As for movement, watching Christopher Hutchings run, fall, roll, and shake himself off is like watching a good ballplayer do his work on the diamond. Rough and fuzzy around the edges, he’s the opposite pole to Peterson’s focused, driven energy. These two have collaborated for years now, so closely that they can do the same movement in perfect sync, and communicate two different feelings and intentions. Man at work, young woman willing to sacrifice herself to save the world. Peterson sometimes has the inspired, haunted look of Joan of Arc.

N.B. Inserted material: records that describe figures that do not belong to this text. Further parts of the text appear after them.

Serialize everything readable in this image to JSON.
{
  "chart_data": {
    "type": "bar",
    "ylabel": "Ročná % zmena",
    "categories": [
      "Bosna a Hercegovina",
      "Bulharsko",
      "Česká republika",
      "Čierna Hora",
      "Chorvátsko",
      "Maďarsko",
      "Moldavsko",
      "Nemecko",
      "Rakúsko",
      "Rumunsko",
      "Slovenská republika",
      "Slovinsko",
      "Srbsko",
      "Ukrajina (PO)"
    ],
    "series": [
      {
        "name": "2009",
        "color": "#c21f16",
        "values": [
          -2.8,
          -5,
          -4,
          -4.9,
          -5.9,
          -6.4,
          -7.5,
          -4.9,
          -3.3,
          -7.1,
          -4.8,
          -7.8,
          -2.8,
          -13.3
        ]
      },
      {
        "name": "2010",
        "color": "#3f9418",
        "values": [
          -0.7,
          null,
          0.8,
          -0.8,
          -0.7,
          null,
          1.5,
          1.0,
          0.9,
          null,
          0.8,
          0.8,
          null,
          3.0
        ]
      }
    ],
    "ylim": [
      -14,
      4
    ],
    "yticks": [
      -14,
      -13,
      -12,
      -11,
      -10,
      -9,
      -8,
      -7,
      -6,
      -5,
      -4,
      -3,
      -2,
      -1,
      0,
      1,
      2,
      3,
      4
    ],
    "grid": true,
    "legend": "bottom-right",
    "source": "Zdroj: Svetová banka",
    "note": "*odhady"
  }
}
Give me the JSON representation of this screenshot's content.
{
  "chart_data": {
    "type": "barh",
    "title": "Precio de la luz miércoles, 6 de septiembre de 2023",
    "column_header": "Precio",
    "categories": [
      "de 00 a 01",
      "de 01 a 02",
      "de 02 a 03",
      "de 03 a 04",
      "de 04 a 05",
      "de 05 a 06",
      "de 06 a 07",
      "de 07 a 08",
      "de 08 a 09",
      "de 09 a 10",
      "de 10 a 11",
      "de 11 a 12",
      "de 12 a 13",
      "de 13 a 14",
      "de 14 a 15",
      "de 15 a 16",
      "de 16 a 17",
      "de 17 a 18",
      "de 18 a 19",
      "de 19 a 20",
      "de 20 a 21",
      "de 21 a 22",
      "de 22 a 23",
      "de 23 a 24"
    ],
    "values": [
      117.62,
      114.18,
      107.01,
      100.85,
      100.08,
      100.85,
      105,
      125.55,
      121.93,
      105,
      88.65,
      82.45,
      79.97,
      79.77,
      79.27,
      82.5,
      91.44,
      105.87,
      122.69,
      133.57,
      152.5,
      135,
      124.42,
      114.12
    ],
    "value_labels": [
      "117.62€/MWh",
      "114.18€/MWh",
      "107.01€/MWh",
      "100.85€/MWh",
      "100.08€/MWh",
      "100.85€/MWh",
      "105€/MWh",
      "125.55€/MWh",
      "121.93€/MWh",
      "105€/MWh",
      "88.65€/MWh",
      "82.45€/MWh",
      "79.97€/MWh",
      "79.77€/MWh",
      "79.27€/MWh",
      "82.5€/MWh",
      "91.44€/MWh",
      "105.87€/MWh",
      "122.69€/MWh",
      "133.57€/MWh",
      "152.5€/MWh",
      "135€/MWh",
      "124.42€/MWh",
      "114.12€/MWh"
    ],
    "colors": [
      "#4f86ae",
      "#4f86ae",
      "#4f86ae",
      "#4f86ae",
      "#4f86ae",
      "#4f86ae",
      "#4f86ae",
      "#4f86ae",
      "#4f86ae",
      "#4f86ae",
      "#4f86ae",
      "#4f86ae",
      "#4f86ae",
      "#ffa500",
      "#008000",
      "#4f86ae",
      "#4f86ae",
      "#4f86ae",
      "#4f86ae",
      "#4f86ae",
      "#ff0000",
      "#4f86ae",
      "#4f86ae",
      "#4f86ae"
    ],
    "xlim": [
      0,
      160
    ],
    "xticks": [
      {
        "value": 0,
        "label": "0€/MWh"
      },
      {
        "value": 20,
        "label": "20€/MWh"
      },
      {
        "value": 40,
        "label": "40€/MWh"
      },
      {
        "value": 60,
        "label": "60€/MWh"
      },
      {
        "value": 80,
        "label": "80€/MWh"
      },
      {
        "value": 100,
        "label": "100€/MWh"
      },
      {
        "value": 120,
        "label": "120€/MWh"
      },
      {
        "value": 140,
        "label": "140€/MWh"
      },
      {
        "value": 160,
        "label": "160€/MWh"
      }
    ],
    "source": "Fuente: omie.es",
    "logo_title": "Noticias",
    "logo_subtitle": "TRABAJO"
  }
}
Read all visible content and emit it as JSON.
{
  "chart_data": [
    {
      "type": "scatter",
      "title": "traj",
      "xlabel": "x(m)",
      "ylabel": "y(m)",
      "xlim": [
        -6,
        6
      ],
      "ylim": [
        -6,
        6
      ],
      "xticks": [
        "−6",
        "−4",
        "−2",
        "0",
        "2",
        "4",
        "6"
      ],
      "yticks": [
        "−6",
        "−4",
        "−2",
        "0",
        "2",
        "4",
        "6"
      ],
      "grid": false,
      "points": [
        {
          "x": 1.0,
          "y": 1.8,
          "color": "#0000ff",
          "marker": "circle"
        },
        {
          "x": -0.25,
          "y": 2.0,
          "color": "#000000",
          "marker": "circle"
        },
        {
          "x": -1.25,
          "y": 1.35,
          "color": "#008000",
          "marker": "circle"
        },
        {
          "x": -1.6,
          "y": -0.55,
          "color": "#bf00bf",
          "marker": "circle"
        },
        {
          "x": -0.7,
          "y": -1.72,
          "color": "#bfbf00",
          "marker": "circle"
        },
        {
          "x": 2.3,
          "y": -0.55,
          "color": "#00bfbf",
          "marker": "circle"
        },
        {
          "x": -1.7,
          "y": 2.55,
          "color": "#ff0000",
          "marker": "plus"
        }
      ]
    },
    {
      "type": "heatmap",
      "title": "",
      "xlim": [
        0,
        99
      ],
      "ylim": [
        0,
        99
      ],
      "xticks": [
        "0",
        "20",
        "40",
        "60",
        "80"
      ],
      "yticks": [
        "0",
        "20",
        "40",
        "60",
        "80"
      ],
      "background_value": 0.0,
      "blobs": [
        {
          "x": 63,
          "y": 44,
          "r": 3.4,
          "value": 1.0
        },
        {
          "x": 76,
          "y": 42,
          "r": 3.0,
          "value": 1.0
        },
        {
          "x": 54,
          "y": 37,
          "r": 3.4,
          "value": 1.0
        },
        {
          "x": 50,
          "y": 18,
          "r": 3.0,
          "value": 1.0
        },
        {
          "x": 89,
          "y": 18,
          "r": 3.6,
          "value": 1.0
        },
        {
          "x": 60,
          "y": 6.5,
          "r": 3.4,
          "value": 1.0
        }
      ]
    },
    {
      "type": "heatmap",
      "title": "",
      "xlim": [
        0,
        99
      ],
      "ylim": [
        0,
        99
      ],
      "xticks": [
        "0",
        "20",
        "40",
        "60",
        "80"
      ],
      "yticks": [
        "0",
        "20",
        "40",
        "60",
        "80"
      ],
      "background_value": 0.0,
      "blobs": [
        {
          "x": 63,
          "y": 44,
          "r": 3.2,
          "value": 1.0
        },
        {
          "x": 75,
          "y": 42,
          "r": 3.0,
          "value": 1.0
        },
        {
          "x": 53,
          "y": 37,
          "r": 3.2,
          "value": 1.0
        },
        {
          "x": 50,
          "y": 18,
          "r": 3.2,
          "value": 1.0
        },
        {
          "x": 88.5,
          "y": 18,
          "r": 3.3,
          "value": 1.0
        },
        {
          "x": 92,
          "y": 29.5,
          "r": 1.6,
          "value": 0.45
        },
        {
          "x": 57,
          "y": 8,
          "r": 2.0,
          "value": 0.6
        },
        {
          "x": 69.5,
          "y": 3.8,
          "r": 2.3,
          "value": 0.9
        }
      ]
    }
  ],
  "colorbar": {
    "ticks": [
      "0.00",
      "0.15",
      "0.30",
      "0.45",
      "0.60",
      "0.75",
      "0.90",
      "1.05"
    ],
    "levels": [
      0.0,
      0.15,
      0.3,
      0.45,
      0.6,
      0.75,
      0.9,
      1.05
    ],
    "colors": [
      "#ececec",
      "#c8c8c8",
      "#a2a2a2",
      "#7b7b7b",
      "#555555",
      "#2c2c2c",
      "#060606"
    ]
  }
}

What? Can an abstract work of art have such lofty intentions? I remember being struck by one explanation proposed for the rise of abstract painting in the early 20th century, that it was a protest against a world that had become too brutal and noxious to engage on its own terms. Consider that just a few years ago, Laura Peterson was a satirist. Her 2005 “Security” was a spoof on our national obsession with tracking each other, performed on hands and knees in insect garb under a bank of surveillance cameras. But satire seems an inadequate response to the world meltdown-in-progress of 2009. Maybe the answer is to retreat into timeless, fundamental categories of perception, to preserve something human amidst the wreckage.
Not incidentally, “Forever” is a pleasure to watch. You can take it simply as a kaleidoscope, with the sound score acting as the engine to turn the lens and set off a new series of changes every two minutes or so. The sound is loud and funny, with many references to the rough rhythms of everyday life, such as a repeated “boom – boom WHOMP” that sounds like the old applause machine at Shea Stadium, which is now, not incidentally, a pile of wreckage, replaced by a field named for an insolvent bank.
The nice thing about “Forever” is that it can remind you of anything. Besides baseball I was thinking of “Finnegans Wake,” which also has a circular structure, four parts, repetitive themes and snippets of action rather than a narrative. The point of Joyce’s masterwork was that nothing is lost in the great river of civilization, that everything that disappears will rise again. The point of “Forever” could be that when human beings hear sound in rhythm, they have to move, and that’s what makes the river run.
“Forever” continues through Sunday February 22 at Dance New Amsterdam.